Dominique Zinkpè wurde in Cotonou, Benin, geboren. Er nahm von 1995 bis 1996 am Kunstprojekt “Afrikanisch-Europäische-Inspiration”, Pedakondji, Togo / Alsdorf, Deutschland teil. Im Jahre 2002 war er Preisträger der Biennale in Dakar, Senegal (DakART). Seine Bilder, Skulpturen und multimedialen Installationen (z.B. seine Taxis Zinkpè) greifen politisch-historische Themen, wie Migration, Konsumverhalten und die Christliche Religion auf und besitzen klare kritische Aussagen (z.B. in den Ausstellungen Africa Screams oder Afrika-Afrika von André Heller und vielen anderen). Er möchte den Gequälten und Erniedrigten in der Gesellschaft durch seine Arbeiten eine Stimme verleihen und ihre Situation deutlich machen. Für seine Skulpturen verwendet er u.a. Zweige und Äste, die mit Jutesäcken umwickelt oder verhängt werden. Alle verwendeten Materialien zeigen dabei Spuren ihres früheren Gebrauchs. Zinkpè lebt und arbeitet in Benin und Frankreich.
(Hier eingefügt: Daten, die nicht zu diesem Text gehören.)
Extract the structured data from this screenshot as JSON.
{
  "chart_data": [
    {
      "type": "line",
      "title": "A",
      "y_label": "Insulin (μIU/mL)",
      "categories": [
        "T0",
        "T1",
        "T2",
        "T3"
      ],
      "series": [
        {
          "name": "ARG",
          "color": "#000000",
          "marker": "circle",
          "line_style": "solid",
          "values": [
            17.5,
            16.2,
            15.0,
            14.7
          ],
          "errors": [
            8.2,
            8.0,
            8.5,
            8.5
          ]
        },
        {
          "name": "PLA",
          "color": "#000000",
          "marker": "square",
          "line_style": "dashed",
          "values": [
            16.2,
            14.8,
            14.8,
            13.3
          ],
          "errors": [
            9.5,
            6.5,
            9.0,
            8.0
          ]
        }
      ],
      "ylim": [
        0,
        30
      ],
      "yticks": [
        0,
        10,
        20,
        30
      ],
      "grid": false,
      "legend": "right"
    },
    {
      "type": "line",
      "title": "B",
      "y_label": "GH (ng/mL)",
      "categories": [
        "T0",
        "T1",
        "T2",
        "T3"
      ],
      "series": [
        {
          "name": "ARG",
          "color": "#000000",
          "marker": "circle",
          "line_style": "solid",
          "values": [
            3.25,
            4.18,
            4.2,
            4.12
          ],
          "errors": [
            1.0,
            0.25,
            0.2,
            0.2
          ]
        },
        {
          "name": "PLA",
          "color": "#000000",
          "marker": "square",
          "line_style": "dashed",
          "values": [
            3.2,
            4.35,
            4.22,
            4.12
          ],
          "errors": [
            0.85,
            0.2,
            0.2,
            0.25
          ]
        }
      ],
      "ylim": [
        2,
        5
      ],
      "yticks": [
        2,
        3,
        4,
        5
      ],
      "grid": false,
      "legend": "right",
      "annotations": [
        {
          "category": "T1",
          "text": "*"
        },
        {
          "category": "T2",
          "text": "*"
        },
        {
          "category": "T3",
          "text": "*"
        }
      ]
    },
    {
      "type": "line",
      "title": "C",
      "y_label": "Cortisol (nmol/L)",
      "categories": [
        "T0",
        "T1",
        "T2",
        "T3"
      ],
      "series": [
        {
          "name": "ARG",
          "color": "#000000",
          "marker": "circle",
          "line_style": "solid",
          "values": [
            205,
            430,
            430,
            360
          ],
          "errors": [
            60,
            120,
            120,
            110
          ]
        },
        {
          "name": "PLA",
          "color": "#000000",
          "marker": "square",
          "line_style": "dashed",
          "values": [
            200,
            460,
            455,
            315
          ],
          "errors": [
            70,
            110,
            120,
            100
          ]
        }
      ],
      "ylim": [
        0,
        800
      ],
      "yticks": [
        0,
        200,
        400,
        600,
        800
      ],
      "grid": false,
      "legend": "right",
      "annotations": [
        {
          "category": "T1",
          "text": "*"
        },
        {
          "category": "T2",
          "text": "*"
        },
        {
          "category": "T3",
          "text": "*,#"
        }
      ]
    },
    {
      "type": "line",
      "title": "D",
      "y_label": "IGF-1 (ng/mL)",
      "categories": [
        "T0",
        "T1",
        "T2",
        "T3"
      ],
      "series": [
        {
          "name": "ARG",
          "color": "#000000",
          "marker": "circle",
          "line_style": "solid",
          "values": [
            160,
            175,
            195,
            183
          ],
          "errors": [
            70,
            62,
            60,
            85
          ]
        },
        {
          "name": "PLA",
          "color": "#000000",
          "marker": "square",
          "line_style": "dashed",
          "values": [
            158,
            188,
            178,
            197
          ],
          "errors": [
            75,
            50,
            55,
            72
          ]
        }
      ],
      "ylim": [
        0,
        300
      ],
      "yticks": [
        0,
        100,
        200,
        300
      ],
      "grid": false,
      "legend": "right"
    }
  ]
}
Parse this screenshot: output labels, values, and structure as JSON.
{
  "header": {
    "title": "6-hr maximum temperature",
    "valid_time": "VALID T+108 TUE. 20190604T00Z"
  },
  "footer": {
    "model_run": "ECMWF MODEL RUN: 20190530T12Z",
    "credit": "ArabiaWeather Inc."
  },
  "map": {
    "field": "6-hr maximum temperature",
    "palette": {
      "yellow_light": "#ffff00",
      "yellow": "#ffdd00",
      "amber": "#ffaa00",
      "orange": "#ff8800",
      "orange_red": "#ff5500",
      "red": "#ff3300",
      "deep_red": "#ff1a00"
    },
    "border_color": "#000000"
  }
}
Die Ausstellung GRENZENLOS wird am Sonntag, 19. Juni 2011 um 11 Uhr von Artur Elmer eröffnet.
Es spricht die Kunsthistorikerin Dr. Daniela Roth, die ihre Doktorarbeit über den letzten Dokumenta-Preisträger Romuald Hazoumè geschrieben hat und in der FAZ und verschiedenen Kunstzeitungen über afrikanische Kunst und Kultur schreibt.